Weighted participant-level response data from an external study are incorporated into an inverse probability weighted (IPW) power prior for the control response rate \theta_C. When borrowing information from an external control arm of size N_{EC}, the components of the IPW power prior for \theta_C are defined as follows:

Initial prior:

\theta_C \sim \mbox{Beta}(\nu_0, \phi_0)

IPW likelihood of the external response data \boldsymbol{y}_E with weights \hat{\boldsymbol{a}}_0:

\mathcal{L}_E(\theta_C \mid \boldsymbol{y}_E, \hat{\boldsymbol{a}}_0) \propto \exp \left( \sum_{i=1}^{N_{EC}} \hat{a}_{0i} \left[ y_i \log(\theta_C) + (1 - y_i) \log(1 - \theta_C) \right] \right)

IPW power prior:

\theta_C \mid \boldsymbol{y}_E, \hat{\boldsymbol{a}}_0 \sim \mbox{Beta} \left( \sum_{i=1}^{N_{EC}} \hat{a}_{0i} y_i + \nu_0, \sum_{i=1}^{N_{EC}} \hat{a}_{0i} (1 - y_i) + \phi_0 \right)
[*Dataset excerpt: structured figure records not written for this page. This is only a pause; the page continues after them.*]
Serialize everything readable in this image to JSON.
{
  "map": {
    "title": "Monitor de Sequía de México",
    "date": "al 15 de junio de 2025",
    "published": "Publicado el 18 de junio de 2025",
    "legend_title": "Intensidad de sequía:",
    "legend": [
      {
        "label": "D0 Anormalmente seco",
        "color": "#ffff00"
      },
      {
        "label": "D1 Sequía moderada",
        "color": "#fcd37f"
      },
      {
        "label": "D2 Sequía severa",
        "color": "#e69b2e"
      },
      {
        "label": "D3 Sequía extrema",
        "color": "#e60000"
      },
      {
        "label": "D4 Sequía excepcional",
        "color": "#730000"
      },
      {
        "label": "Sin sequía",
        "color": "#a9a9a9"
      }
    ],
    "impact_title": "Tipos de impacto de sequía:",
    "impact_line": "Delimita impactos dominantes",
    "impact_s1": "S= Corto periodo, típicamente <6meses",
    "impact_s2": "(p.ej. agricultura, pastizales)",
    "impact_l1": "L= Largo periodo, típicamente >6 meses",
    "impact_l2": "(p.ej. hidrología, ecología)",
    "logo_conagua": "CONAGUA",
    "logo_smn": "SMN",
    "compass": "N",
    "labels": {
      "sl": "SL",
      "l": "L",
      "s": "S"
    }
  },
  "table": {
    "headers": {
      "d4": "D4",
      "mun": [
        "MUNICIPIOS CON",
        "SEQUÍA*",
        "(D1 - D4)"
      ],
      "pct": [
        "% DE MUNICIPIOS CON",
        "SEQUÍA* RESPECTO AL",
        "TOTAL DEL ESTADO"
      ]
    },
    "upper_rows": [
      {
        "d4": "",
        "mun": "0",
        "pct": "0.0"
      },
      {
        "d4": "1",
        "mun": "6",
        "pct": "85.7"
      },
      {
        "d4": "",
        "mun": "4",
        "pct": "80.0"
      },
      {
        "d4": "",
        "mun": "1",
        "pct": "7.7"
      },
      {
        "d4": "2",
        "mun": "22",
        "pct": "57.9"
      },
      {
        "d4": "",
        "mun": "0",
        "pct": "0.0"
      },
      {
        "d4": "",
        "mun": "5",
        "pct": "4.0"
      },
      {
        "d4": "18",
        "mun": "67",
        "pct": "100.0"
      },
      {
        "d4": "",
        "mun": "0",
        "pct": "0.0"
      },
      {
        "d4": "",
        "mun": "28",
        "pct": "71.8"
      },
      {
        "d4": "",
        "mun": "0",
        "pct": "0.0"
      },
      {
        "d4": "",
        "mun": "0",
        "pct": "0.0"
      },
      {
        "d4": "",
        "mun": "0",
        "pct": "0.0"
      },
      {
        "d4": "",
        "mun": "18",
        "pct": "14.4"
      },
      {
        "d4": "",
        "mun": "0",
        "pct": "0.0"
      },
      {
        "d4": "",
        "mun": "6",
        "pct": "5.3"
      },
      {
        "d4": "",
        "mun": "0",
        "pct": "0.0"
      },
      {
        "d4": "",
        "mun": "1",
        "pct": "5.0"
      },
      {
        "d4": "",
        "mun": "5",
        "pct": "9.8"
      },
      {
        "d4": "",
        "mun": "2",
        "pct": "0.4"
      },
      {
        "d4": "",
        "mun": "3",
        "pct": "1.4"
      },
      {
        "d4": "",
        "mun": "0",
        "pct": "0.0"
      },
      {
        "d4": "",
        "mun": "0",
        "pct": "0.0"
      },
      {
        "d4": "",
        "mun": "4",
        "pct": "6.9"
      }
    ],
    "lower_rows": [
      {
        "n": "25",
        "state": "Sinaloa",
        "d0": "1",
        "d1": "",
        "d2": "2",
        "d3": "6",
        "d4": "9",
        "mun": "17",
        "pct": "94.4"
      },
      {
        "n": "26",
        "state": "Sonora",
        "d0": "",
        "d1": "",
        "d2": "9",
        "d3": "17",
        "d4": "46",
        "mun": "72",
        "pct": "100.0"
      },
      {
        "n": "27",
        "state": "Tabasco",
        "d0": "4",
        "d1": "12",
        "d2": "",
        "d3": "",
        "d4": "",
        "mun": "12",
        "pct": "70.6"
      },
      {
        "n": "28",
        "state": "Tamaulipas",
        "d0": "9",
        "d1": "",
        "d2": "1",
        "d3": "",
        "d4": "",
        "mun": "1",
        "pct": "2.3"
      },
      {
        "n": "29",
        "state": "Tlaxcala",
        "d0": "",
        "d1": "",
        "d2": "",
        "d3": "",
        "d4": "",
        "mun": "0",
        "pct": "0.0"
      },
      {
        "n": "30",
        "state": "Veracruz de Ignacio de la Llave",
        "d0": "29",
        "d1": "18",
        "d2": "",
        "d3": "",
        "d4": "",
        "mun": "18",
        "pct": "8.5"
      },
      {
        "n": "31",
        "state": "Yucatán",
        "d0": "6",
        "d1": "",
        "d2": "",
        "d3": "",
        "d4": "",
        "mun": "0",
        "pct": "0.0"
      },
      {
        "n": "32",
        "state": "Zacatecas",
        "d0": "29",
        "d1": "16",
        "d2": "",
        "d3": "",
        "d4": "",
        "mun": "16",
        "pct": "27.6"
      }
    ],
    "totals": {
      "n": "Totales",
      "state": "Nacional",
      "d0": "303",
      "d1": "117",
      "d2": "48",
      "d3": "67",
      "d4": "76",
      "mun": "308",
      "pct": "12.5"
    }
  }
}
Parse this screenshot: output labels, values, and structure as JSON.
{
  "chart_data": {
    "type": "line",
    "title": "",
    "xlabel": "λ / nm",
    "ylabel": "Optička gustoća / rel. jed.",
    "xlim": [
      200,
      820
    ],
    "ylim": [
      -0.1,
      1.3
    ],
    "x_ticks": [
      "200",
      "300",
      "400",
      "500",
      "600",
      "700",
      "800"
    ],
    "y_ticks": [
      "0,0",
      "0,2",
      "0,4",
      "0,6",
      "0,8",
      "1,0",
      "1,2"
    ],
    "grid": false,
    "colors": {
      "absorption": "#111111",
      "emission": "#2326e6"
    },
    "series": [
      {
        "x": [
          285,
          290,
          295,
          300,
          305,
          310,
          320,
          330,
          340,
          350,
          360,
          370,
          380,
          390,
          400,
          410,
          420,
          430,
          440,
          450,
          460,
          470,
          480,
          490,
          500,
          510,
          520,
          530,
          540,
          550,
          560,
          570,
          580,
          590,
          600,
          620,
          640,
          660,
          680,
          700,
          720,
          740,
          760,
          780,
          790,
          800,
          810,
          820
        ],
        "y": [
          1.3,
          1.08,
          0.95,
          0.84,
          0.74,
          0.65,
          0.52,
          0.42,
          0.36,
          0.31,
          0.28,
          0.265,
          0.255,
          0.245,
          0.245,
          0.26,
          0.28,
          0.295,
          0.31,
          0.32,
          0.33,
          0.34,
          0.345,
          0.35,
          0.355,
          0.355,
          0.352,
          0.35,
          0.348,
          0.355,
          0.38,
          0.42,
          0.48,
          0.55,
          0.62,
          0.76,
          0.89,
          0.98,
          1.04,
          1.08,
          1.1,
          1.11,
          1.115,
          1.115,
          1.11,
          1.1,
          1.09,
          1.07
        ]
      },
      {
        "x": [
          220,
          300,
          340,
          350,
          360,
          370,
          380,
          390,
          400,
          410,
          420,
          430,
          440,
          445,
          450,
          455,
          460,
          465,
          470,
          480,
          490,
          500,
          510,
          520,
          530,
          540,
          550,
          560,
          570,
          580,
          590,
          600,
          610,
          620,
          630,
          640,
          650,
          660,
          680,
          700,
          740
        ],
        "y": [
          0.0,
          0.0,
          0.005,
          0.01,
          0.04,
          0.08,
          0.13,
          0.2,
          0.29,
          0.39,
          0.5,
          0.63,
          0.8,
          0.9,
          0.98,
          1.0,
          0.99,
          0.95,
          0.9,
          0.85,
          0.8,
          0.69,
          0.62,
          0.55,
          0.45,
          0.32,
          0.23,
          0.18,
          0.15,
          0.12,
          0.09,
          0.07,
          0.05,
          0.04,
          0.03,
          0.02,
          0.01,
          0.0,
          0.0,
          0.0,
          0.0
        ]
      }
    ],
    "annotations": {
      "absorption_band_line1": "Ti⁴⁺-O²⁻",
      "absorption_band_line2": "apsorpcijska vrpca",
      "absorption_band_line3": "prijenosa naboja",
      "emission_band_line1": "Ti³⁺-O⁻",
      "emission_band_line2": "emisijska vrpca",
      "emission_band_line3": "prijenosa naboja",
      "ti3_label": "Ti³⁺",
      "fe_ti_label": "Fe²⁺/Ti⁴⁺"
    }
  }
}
Defining the weights \hat{\boldsymbol{a}}_0 to equal 1 results in a conventional beta power prior.

Value

Beta power prior object

See Also

Other power prior: calc_power_prior_norm()

Examples

library(distributional)
library(dplyr)
# This function can be used directly on the data
calc_power_prior_beta(external_data = ex_binary_df,
  response = y,
  prior = dist_beta(0.5, 0.5))

# Or this function can be used with a propensity score object
ps_obj <- calc_prop_scr(internal_df = filter(int_binary_df, trt == 0),
  external_df = ex_binary_df,
  id_col = subjid,
  model = ~ cov1 + cov2 + cov3 + cov4)

calc_power_prior_beta(ps_obj,
  response = y,
  prior = dist_beta(0.5, 0.5))